I am given two arrays of integer values, xs and ys, representing dataPoints on the x-axis. Their length might not be identical, though both are > 0, and they need not be sorted. What I want to calculate is the minimum distance measure between two data set of points. What I mean by that is, for each x I find the closest y in the set of ys and calculate distance, for instance (x-y)^2. For instance:

xs = [1,5]
ys = [10,4,2]

should return (1-2)^2 + (5-4)^2 + (5-10)^2

Distance measure is not important, it's the algorithm I am interested in. I was thinking about sorting both arrays and advance indexes in both of these arrays somehow to achieve something better than bruteforce (for each elem in x, scan all elems in ys to find min) which is O(len1 * len2).

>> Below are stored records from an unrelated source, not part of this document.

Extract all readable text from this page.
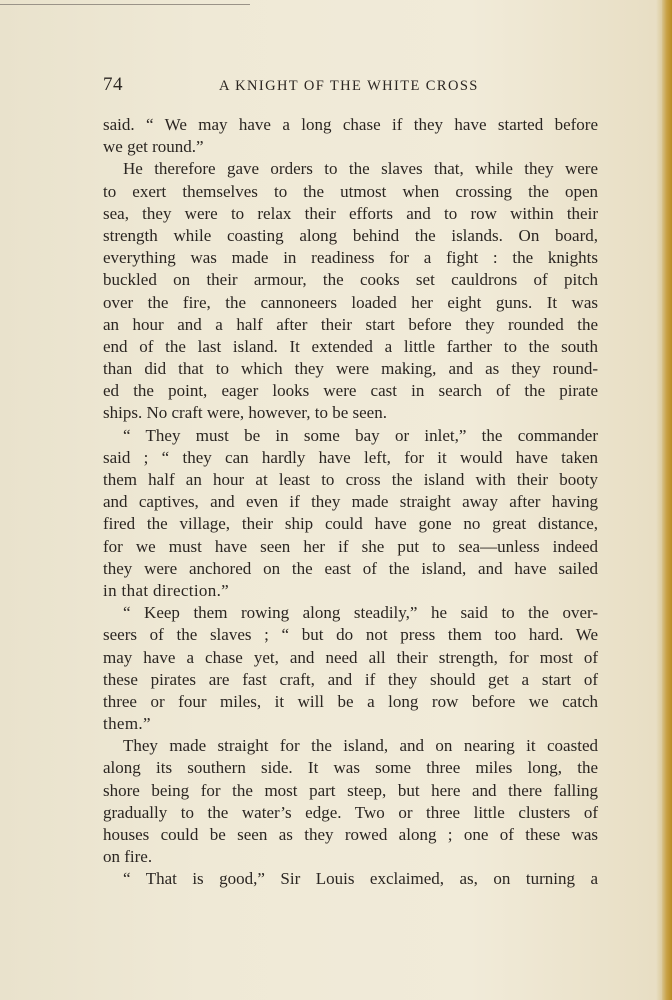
74	A KNIGHT OF THE WHITE CROSS
said. “ We may have a long chase if they have started before
we get round.”
He therefore gave orders to the slaves that, while they were
to exert themselves to the utmost when crossing the open
sea, they were to relax their efforts and to row within their
strength while coasting along behind the islands. On board,
everything was made in readiness for a fight : the knights
buckled on their armour, the cooks set cauldrons of pitch
over the fire, the cannoneers loaded her eight guns. It was
an hour and a half after their start before they rounded the
end of the last island. It extended a little farther to the south
than did that to which they were making, and as they round-
ed the point, eager looks were cast in search of the pirate
ships. No craft were, however, to be seen.
“ They must be in some bay or inlet,” the commander
said ; “ they can hardly have left, for it would have taken
them half an hour at least to cross the island with their booty
and captives, and even if they made straight away after having
fired the village, their ship could have gone no great distance,
for we must have seen her if she put to sea—unless indeed
they were anchored on the east of the island, and have sailed
in that direction.”
“ Keep them rowing along steadily,” he said to the over-
seers of the slaves ; “ but do not press them too hard. We
may have a chase yet, and need all their strength, for most of
these pirates are fast craft, and if they should get a start of
three or four miles, it will be a long row before we catch
them.”
They made straight for the island, and on nearing it coasted
along its southern side. It was some three miles long, the
shore being for the most part steep, but here and there falling
gradually to the water’s edge. Two or three little clusters of
houses could be seen as they rowed along ; one of these was
on fire.
“ That is good,” Sir Louis exclaimed, as, on turning a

This is my own problem I am working on, not a homework question. All your hints would be greatly appreciated.

Answer 1

I assume that HighPerformanceMark (first comment on your question) is right and you actually take the larger array, find for each element the closest one of the smaller array and sum up some f(dist) over those distances.

I would suggest your approach:

Sort both arrays 
indexSmall=0 

// sum up
for all elements e in bigArray {
  // increase index as long as we get "closer"
  while (dist(e,smallArray(indexSmall)) > dist(e,smallArray(indexSmall+1)) {
    indexSmall++
  }
  sum += f(dist(e,smallArray(indexSmall)));
}

which is O(max(len1,len2)*log(max(len1,len2))) for the sorting. The rest is linear to the larger array length. Now dist(x,y) would be something like abs(x-y), and f(d)=d^2 or whatever you want.

Answer 2

You're proposed idea sounds good to me. You can sort the lists in O(n logn) time. Then you can do a single iteration over the longer list using a sliding index on the other to find the "pairs". As you progress through the longer list, you will never have to backtrack on the other. So now your whole algorithm is O(n logn + n) = O(n logn).

Answer 3

Your approach is pretty good and has O(n1*log(n1)+n2*log(n2)) time complexity.

If the arrays has different lengths, another approach is to:

1. sort the shorter array;
2. traverse the longer array from start to finish, using binary search to locate the nearest item in the sorted short array.

This has O((n1+n2)*log(n1)) time complexity, where n1 is the length of the shorter array.